No description has been provided for this image

In [6]:

df.head()

Out[6]:

	BoroCode	BoroName	Shape_Leng	Shape_Area	geometry
0	5	Staten Island	330470.010332	1.623820e+09	MULTIPOLYGON (((970217.022 145643.332, 970227....
1	4	Queens	896344.047763	3.045213e+09	MULTIPOLYGON (((1029606.077 156073.814, 102957...
2	3	Brooklyn	741080.523166	1.937479e+09	MULTIPOLYGON (((1021176.479 151374.797, 102100...
3	1	Manhattan	359299.096471	6.364715e+08	MULTIPOLYGON (((981219.056 188655.316, 980940....
4	2	Bronx	464392.991824	1.186925e+09	MULTIPOLYGON (((1012821.806 229228.265, 101278...

Set Borough Name column as a categorical column¶

We would typically do this on a large DataFrame in order to improve efficiency

In [7]:

df['BoroName'] = df['BoroName'].astype('category')

List out the categories.

In [8]:

df['BoroName'].cat.categories

Out[8]:

Index(['Bronx', 'Brooklyn', 'Manhattan', 'Queens', 'Staten Island'], dtype='object')

Now request a plot, where the Boroughs are distinguished by color

In [9]:

df.plot(
    column='BoroName',
    legend=True,
    legend_kwds={'loc': 'upper left',},
)

Out[9]:

<AxesSubplot:>

Now we will plot just a subset of the data. We subset by Borough Code. First, we list all codes.

In [10]:

[code for code in df['BoroCode']]

Out[10]:

[5, 4, 3, 1, 2]

Now we mask out all those Boroughs that have a code number value not in 3, 4, or 5.

In [11]:

selected_codes = [3, 4, 5]
df2 = df[
    [code in selected_codes for code in df['BoroCode']]
].copy()
df2.plot(
    column='BoroName',
    legend=True,
    legend_kwds={'loc': 'upper left',},
)

Out[11]:

<AxesSubplot:>

Now you can see the problem: although we only plotted 3 Boroughs, the Legend shows five colors!

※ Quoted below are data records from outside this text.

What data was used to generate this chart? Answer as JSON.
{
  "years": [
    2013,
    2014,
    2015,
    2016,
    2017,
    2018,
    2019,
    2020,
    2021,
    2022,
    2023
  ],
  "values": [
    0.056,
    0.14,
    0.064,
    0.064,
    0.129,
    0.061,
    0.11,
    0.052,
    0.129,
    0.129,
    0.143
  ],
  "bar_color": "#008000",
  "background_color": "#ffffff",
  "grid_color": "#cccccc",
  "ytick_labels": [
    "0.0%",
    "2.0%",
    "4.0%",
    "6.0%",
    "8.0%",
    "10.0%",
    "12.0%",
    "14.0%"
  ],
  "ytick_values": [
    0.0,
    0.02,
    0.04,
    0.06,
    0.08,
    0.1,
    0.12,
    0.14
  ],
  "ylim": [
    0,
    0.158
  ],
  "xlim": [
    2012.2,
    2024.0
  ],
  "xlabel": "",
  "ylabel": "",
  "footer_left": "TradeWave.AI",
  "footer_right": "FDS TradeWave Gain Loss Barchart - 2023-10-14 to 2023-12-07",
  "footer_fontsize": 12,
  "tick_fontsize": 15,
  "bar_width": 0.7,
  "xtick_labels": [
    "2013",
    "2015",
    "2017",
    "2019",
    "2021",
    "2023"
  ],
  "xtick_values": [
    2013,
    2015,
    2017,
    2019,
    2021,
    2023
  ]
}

We can see that the categories have been unchanged by our subsetting operation.

In [12]:

df2['BoroName'].cat.categories

Out[12]:

Index(['Bronx', 'Brooklyn', 'Manhattan', 'Queens', 'Staten Island'], dtype='object')

Solution¶

We define a helper function that strips out unused categories

In [13]:

def strip_unused_categories(
    df: pd.DataFrame, column_name: str
):
    '''
    strip_unused_categories:  remove unused categories from a categorical colm definition
    
    Parameters:
    df: pandas DataFrame, with one column being  categorical
    
    column_name: str - name of categorical column to be pruned
    
    Returns:
    None
    
    Side Effects:
    Categories of referenced columns might be changed
    
    Example:
    If we have: 
        0     Blue
        1    Green
        2     Blue
        3    Green
        4    Brown
        Name: color, dtype: category
        Categories (4, object): [Blue, Brown, Green, Red]
    
    we want:
        0     Blue
        1    Green
        2     Blue
        3    Green
        4    Brown
        Name: color, dtype: category
        Categories (3, object): [Blue, Green, Brown]
        
        Usage Example:
        df = pd.DataFrame(
            {
                'color': np.random.choice(
                    ['Blue', 'Green', 'Brown', 'Red'], 50
                )
            }
        )

        df.color = df.color.astype('category')
        print(df.color.cat.categories)

        df = df.query('color != "Brown"')
        strip_unused_categories(df, 'color')
        print(df.color.cat.categories)
        
        ->
        Index(['Blue', 'Brown', 'Green', 'Red'], dtype='object')
        Index(['Blue', 'Green', 'Red'], dtype='object')
        
    '''

    # get the all the current category names as a list
    current = list(df[column_name].cat.categories)

    # get list on unique categories actually used
    used = df[column_name].unique()

    for cat_name in current:
        if cat_name not in used:
            df[column_name] = df[
                column_name
            ].cat.remove_categories(cat_name)
        # end if
    # end for


# end strip_unused_categories

Using the helper function, we prune the category list

In [14]:

strip_unused_categories(df2, 'BoroName')

Now the plot has a legend that makes sense!

In [15]:

df2.plot(
    column='BoroName',
    legend=True,
    legend_kwds={'loc': 'upper left',},
)

Out[15]:

<AxesSubplot:>

Just checking our prune operation worked as expected.

In [16]:

df2['BoroName'].cat.categories

Out[16]:

Index(['Brooklyn', 'Queens', 'Staten Island'], dtype='object')

Just as a side note, the misleading Legend also appears if other means of subsetting are used.

In [17]:

df.query('BoroCode>2').plot(
    column='BoroName',
    legend=True,
    legend_kwds={'loc': 'upper left',},
)

Out[17]:

<AxesSubplot:>

In [ ]:

Reproducability¶

In [18]:

%watermark -iv

pandas   : 1.5.2
numpy    : 1.23.5
geopandas: 0.9.0

In [19]:

%watermark

Last updated: 2024-02-04T19:12:33.113777+10:00

Python implementation: CPython
Python version       : 3.9.15
IPython version      : 8.8.0

Compiler    : MSC v.1916 64 bit (AMD64)
OS          : Windows
Release     : 10
Machine     : AMD64
Processor   : Intel64 Family 6 Model 94 Stepping 3, GenuineIntel
CPU cores   : 8
Architecture: 64bit

In [20]:

%watermark -co

conda environment: mapping2